Il lui fait un léger clin d'oeil que je ne comprends pas le moins du monde et ressort aussi rapidement qu'il était entré. Valentin le regarde faire sans rien dire, le visage à nouveau fermé. De peur de le perdre dans un tourbillon où je ne peux pas aller le chercher, je l'interroge lorsqu'il vient se remettre à côté de moi.
- Tout va bien ?
- Oui, je pensais juste à de mauvais souvenirs. Rien contre lequel tu peux lutter.
Emu, je lui attrape la main et je la lui caresse tout doucement. Valentin, d'un grand élan, se laisse tomber contre le lit, tout en m'amenant avec lui. Je comprends immédiatement ce qu'il veut faire et j'ouvre mes bras pour qu'il vienne s'y perdre avec plaisir. Il ferme légèrement les yeux et respire tout doucement contre moi. J'écoute son coeur battre lentement.
- Merci, glisse-t-il. Merci pour tout ce que tu as fait jusque là. Parce que sans toi, je pense que je ne serais plus là pour en parler, tout simplement.

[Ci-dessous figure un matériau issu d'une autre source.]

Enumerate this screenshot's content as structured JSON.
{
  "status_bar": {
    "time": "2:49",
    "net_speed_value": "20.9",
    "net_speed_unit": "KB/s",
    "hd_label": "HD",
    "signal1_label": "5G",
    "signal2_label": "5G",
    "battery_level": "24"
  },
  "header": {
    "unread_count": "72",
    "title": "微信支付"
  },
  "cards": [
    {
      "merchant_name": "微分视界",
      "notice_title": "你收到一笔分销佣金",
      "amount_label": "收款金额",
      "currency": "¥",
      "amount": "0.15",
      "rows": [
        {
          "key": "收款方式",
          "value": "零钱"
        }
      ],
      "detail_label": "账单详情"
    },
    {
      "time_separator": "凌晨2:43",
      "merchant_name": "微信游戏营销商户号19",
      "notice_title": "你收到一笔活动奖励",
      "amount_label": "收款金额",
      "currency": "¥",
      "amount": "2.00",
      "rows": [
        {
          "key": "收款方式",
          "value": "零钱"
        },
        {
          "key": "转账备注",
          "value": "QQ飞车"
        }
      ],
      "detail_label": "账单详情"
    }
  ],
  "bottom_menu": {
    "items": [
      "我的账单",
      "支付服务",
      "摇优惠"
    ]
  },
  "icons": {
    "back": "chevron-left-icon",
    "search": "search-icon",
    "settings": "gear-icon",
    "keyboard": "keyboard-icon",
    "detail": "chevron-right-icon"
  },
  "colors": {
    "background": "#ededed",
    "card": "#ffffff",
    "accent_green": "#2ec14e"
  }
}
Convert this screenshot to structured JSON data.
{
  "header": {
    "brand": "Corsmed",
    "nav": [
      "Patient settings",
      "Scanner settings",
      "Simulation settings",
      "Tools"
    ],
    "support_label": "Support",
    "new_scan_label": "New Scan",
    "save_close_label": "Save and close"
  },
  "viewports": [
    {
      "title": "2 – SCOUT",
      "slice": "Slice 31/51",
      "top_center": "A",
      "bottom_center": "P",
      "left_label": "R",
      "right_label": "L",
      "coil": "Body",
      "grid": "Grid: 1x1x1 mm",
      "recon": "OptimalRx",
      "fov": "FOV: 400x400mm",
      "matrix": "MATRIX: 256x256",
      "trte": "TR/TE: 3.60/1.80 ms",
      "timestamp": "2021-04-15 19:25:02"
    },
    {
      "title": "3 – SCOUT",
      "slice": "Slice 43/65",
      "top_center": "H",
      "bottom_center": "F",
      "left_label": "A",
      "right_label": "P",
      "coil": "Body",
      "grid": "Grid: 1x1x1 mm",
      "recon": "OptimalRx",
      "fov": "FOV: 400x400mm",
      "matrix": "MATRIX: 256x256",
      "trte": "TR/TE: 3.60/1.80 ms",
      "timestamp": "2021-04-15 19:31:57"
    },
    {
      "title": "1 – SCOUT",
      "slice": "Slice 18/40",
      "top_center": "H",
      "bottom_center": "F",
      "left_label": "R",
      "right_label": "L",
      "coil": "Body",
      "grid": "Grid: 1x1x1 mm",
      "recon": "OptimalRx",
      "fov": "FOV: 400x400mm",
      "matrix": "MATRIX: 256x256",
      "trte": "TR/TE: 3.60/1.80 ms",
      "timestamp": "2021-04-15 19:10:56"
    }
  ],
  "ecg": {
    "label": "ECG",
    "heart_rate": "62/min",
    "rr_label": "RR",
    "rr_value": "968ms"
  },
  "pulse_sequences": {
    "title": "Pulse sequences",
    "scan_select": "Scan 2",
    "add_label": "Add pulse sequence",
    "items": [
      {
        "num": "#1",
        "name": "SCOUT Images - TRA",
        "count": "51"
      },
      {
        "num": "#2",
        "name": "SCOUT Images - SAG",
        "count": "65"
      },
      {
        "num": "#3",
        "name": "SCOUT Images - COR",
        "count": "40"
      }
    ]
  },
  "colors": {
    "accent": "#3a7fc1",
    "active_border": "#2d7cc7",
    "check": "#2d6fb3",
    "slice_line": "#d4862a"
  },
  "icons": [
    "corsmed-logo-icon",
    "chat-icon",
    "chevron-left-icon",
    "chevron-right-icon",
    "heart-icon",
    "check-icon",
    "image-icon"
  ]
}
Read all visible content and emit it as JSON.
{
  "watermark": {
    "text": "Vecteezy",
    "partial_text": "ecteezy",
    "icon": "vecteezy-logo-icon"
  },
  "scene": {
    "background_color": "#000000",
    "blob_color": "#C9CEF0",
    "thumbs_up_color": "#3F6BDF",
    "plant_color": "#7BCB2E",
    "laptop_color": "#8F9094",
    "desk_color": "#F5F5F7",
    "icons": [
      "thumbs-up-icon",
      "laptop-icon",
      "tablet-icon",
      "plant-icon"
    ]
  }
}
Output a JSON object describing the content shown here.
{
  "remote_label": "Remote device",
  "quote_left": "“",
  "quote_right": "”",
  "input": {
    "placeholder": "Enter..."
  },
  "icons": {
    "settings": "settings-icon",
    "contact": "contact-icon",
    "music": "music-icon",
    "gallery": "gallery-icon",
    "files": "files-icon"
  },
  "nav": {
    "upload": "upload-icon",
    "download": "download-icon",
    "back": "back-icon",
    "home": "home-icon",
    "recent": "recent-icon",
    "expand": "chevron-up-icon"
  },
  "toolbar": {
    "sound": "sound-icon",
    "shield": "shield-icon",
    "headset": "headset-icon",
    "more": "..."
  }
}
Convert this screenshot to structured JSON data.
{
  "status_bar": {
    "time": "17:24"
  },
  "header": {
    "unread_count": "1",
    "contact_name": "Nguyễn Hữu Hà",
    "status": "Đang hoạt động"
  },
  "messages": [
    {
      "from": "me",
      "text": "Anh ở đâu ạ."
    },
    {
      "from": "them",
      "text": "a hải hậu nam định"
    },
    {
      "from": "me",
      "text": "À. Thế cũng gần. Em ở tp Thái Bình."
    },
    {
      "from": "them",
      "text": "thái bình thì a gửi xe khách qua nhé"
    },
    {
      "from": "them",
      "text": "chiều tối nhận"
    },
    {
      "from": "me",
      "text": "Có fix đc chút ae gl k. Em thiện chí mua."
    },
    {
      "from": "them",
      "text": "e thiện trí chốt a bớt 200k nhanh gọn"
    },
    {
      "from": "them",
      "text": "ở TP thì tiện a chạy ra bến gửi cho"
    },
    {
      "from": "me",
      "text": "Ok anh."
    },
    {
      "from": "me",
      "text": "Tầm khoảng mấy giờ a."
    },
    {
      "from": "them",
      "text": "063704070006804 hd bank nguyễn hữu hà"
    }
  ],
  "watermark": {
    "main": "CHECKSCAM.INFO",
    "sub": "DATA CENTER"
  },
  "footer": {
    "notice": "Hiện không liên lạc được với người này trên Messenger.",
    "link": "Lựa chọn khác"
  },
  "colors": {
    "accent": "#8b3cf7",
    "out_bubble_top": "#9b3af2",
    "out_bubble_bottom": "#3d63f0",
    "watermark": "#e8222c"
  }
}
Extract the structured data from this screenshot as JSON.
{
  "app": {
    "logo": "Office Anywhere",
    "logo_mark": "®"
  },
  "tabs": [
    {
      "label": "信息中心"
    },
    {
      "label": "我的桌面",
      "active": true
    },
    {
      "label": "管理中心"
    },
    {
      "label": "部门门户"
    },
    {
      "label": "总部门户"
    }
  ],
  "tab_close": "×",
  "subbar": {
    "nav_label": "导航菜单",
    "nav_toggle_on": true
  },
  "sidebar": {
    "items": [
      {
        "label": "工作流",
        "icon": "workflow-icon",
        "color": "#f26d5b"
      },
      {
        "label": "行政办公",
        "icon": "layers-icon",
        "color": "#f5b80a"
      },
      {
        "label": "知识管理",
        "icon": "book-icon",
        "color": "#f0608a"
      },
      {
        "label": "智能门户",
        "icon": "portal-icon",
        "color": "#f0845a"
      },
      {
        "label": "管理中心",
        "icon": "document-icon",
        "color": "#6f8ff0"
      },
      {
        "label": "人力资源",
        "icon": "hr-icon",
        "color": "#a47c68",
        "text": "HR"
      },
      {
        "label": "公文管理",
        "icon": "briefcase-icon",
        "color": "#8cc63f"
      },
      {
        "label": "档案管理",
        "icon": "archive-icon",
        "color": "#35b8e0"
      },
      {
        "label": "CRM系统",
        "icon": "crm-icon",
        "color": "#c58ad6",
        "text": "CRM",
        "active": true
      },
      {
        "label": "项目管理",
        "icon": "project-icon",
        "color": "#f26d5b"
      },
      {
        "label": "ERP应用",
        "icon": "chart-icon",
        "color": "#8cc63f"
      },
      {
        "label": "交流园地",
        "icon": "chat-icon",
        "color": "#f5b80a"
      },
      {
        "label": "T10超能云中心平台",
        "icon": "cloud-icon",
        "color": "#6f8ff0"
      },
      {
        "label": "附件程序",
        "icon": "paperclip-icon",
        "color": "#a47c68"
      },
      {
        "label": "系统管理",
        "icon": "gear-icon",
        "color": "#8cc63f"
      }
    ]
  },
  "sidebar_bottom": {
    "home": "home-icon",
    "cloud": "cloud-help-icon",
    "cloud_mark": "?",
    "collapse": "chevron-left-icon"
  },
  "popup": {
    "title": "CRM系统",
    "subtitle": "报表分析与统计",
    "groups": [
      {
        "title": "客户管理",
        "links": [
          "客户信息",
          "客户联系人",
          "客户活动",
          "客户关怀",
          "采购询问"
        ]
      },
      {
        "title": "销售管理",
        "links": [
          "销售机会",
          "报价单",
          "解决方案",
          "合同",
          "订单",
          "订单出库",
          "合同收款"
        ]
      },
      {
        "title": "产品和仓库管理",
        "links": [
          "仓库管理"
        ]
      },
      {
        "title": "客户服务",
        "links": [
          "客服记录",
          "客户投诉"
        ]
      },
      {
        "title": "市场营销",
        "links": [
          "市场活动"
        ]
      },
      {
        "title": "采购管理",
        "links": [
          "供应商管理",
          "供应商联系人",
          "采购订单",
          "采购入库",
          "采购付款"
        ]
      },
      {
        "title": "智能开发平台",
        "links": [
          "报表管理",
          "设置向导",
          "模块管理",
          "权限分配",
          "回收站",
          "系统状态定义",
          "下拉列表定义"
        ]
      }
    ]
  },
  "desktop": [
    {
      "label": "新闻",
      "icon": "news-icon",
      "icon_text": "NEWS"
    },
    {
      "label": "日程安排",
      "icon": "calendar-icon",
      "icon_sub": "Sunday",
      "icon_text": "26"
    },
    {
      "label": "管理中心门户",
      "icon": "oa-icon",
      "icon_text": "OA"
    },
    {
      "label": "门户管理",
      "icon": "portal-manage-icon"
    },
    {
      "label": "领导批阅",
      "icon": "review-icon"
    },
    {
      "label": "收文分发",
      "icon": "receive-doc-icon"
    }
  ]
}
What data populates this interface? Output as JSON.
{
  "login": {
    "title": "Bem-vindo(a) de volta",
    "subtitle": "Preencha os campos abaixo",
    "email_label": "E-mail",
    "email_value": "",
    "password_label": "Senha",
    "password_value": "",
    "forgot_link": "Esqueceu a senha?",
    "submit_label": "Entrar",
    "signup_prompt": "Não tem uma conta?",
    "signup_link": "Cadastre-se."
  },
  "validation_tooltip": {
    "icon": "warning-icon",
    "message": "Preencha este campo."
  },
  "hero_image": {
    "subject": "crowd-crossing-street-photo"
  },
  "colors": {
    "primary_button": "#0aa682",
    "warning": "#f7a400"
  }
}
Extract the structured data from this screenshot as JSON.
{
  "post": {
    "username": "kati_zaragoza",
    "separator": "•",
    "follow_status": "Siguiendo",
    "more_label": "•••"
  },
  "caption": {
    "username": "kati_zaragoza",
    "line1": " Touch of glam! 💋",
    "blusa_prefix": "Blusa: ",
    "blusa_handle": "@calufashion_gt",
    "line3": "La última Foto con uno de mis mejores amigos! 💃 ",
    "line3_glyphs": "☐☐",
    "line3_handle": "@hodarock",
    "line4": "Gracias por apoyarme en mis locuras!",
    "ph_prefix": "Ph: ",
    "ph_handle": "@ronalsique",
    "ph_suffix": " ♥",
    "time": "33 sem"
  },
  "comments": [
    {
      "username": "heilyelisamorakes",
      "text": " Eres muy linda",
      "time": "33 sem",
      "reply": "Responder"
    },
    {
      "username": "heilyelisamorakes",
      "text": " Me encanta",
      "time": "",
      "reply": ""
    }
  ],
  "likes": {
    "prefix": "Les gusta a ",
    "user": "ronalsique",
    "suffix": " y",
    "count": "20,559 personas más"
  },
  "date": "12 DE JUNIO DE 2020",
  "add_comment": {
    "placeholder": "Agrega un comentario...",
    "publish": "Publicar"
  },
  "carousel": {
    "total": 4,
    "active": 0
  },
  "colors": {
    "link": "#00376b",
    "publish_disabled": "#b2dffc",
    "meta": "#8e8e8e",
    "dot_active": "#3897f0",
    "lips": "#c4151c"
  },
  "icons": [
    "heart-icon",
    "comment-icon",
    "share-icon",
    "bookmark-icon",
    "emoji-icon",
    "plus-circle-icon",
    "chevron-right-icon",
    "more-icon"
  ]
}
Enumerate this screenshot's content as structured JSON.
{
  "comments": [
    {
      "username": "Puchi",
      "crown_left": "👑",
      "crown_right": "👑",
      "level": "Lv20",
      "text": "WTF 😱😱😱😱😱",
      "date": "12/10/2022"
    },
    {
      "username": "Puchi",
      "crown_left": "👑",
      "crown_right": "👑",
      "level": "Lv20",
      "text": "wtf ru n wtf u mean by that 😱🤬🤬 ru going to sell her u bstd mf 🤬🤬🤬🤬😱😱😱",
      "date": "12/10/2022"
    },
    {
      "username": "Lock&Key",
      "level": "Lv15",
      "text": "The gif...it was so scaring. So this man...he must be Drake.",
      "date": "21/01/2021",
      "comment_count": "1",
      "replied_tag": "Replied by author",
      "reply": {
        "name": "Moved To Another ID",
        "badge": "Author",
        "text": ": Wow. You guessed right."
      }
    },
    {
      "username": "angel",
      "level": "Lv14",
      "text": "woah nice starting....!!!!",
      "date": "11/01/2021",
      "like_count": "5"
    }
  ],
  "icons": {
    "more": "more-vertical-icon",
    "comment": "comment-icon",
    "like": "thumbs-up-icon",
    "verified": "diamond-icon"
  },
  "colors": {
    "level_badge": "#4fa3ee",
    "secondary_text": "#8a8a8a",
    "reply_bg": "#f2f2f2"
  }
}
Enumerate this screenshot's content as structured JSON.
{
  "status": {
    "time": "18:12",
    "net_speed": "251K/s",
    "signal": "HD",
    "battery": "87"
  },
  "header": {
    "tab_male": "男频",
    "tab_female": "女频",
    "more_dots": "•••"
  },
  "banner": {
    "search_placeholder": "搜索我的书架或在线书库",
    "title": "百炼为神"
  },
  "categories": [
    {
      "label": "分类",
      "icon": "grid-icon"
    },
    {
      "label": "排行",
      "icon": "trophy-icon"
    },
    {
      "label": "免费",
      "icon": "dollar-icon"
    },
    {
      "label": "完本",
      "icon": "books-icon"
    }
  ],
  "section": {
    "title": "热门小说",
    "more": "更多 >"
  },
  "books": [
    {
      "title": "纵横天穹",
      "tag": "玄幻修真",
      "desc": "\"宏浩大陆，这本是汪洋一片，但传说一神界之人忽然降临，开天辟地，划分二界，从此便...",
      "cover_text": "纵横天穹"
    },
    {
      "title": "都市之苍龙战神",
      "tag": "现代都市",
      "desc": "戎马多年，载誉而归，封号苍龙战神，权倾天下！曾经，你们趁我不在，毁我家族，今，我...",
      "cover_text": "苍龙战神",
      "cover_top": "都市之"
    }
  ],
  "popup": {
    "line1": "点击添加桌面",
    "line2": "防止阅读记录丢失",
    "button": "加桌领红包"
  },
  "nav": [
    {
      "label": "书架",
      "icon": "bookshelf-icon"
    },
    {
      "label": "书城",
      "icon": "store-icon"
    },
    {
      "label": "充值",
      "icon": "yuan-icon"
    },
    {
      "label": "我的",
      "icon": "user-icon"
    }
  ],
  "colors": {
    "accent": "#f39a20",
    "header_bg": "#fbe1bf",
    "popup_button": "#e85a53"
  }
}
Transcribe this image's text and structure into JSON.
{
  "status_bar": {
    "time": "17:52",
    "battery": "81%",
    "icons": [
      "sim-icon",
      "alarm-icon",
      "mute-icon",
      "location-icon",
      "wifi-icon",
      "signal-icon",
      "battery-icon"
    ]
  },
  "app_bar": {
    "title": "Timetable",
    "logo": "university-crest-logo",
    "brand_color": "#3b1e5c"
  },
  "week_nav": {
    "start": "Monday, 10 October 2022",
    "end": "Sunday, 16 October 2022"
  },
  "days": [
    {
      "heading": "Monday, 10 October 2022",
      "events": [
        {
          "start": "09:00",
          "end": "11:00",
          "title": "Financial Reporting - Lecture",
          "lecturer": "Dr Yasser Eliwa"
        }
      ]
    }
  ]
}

- Ne me donne pas trop d'importance Valentin, je ne veux pas que tu le regrettes. Je suis un être humain capable de faire de nombreuses erreurs et capable de te blesser. Je ne désire pas que tu penses que je suis parfait parce que je ne le suis pas.
Il me fixe, et j'essaie de lui faire comprendre que je suis extrêmement sérieux.
- Je sais tout ça Eliot, parce que je suis exactement comme toi. Et je sais que tu n'es pas le seul à m'aider à sortir de toute cette noirceur. Mais ne minimise pas ton rôle. Et puis...il y a que toi qui m'aime comme tu le fais.
Je lui embrasse le sommet du crâne, ne sachant que dire de plus. Je sens mon coeur s'envoler.